The question now is whether we'll see a compromise that dramatically raises the exemption levels. If nothing is done, anyone with more than $1 million in assets, and without an effictive estate-planning program, will have the government take half of it upon their death after 2011.

Since the Economic Growth and Tax Relief Reconciliation Act of 2001 passed June 7, 2001, the death tax is temporarily on a phase-out schedule, ending with full repeal in 2010. Without a permanent repeal, a sunset clause has the death tax reverting back to its pre-2001 levels of a 55% taxation rate of an estate's value, with only a $1-million exemption. The U.S. Senate, however, refused to even consider the House-passed measure for permanent repeal of the death tax, the "Death Tax Repeal Permanency Act of 2005" (HR 8).
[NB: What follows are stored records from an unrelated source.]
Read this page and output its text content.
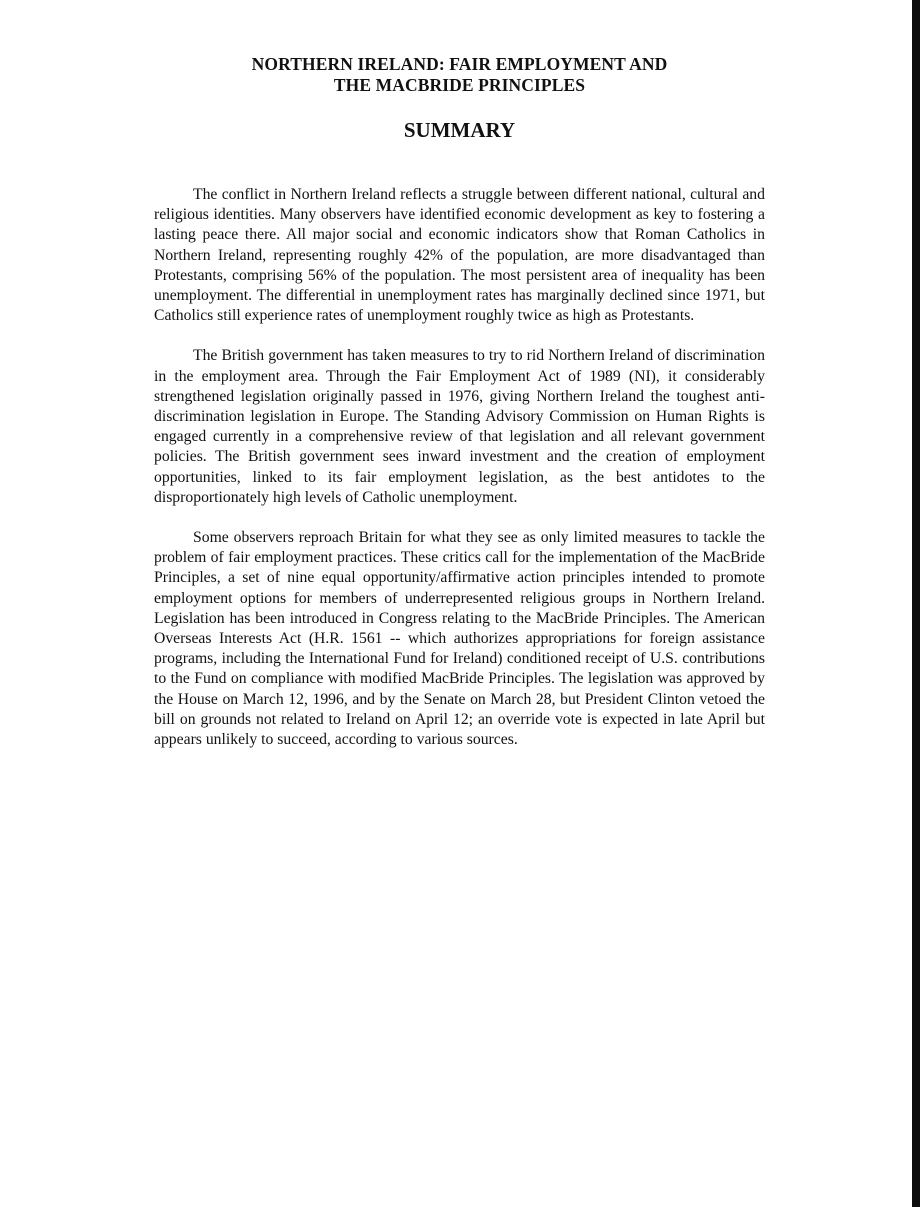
NORTHERN IRELAND: FAIR EMPLOYMENT AND
THE MACBRIDE PRINCIPLES
SUMMARY

The conflict in Northern Ireland reflects a struggle between different national, cultural and religious identities. Many observers have identified economic development as key to fostering a lasting peace there. All major social and economic indicators show that Roman Catholics in Northern Ireland, representing roughly 42% of the population, are more disadvantaged than Protestants, comprising 56% of the population. The most persistent area of inequality has been unemployment. The differential in unemployment rates has marginally declined since 1971, but Catholics still experience rates of unemployment roughly twice as high as Protestants.

The British government has taken measures to try to rid Northern Ireland of discrimination in the employment area. Through the Fair Employment Act of 1989 (NI), it considerably strengthened legislation originally passed in 1976, giving Northern Ireland the toughest anti-discrimination legislation in Europe. The Standing Advisory Commission on Human Rights is engaged currently in a comprehensive review of that legislation and all relevant government policies. The British government sees inward investment and the creation of employment opportunities, linked to its fair employment legislation, as the best antidotes to the disproportionately high levels of Catholic unemployment.

Some observers reproach Britain for what they see as only limited measures to tackle the problem of fair employment practices. These critics call for the implementation of the MacBride Principles, a set of nine equal opportunity/affirmative action principles intended to promote employment options for members of underrepresented religious groups in Northern Ireland. Legislation has been introduced in Congress relating to the MacBride Principles. The American Overseas Interests Act (H.R. 1561 -- which authorizes appropriations for foreign assistance programs, including the International Fund for Ireland) conditioned receipt of U.S. contributions to the Fund on compliance with modified MacBride Principles. The legislation was approved by the House on March 12, 1996, and by the Senate on March 28, but President Clinton vetoed the bill on grounds not related to Ireland on April 12; an override vote is expected in late April but appears unlikely to succeed, according to various sources.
South Dakota Cattlemen's Association (SDCA) president-elect Scott Jones said in and SDCA release that the vote "signifies how little the survival of the family ranch means to those in DC.
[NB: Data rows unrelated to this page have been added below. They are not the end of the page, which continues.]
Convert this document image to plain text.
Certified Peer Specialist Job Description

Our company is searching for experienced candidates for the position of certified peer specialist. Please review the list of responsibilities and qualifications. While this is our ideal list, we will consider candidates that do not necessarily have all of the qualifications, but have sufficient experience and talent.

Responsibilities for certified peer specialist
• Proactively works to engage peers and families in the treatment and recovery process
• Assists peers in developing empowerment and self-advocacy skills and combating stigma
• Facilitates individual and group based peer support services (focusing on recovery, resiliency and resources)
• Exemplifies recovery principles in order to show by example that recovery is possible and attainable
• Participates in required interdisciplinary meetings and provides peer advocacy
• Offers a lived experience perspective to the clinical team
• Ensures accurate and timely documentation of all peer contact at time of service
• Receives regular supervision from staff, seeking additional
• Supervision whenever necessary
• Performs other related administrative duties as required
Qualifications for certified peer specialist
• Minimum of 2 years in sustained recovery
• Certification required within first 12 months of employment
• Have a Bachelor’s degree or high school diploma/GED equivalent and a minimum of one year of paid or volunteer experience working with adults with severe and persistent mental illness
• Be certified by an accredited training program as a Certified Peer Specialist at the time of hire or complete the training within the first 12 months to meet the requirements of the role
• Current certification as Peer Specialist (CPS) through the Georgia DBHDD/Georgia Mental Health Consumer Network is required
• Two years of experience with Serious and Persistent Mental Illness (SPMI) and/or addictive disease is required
"Death taxes are one of the leading causes of the breakup of multi-generation family farms and ranches. I don't want my son to incur a burdensome debt to pay death tax on a ranch that has already been hit with that tax several times. In order to spare my son from that circumstance, my family will spend many thousands of dollars every year to conduct ongoing estate planning, a difficult process considering the ever-changing status of this unfair tax," Jones said.

The Senate result was a devastating blow for farmers and ranchers and a great triumph for the politics of class warfare and the expansion of government. It's also a triumph for what's become the only effective form of socialism in the world.

Overzealous confiscation of wealth typically shuts down productivity -- why bother working if you can't keep what your efforts bring you? Europe, the Eastern Bloc, China and others all went too far at one time, only to decline in competitiveness or forced to enact reforms to correct the situation.

The U.S. government has perfected the concept of Robin Hood. It lets you keep 55% or so of what you earn so you'll keep trying, as it redistributes the wealth. Then, if you're fortunate to build any equity with the money left over -- after it's already been taxed at least once -- the government will take 55% of that upon your death.

A failure to repeal the death tax essentially means the trend of the super-wealthy getting richer is assured, as the super-wealthy have the means to avoid the tax burden. As a result, they will be the only ones able to afford the family operations undergoing forced liquidation to pay their estate-tax obligation. There are many factors driving industry consolidation, but it's likely none play a more dramatic role than the U.S. tax system.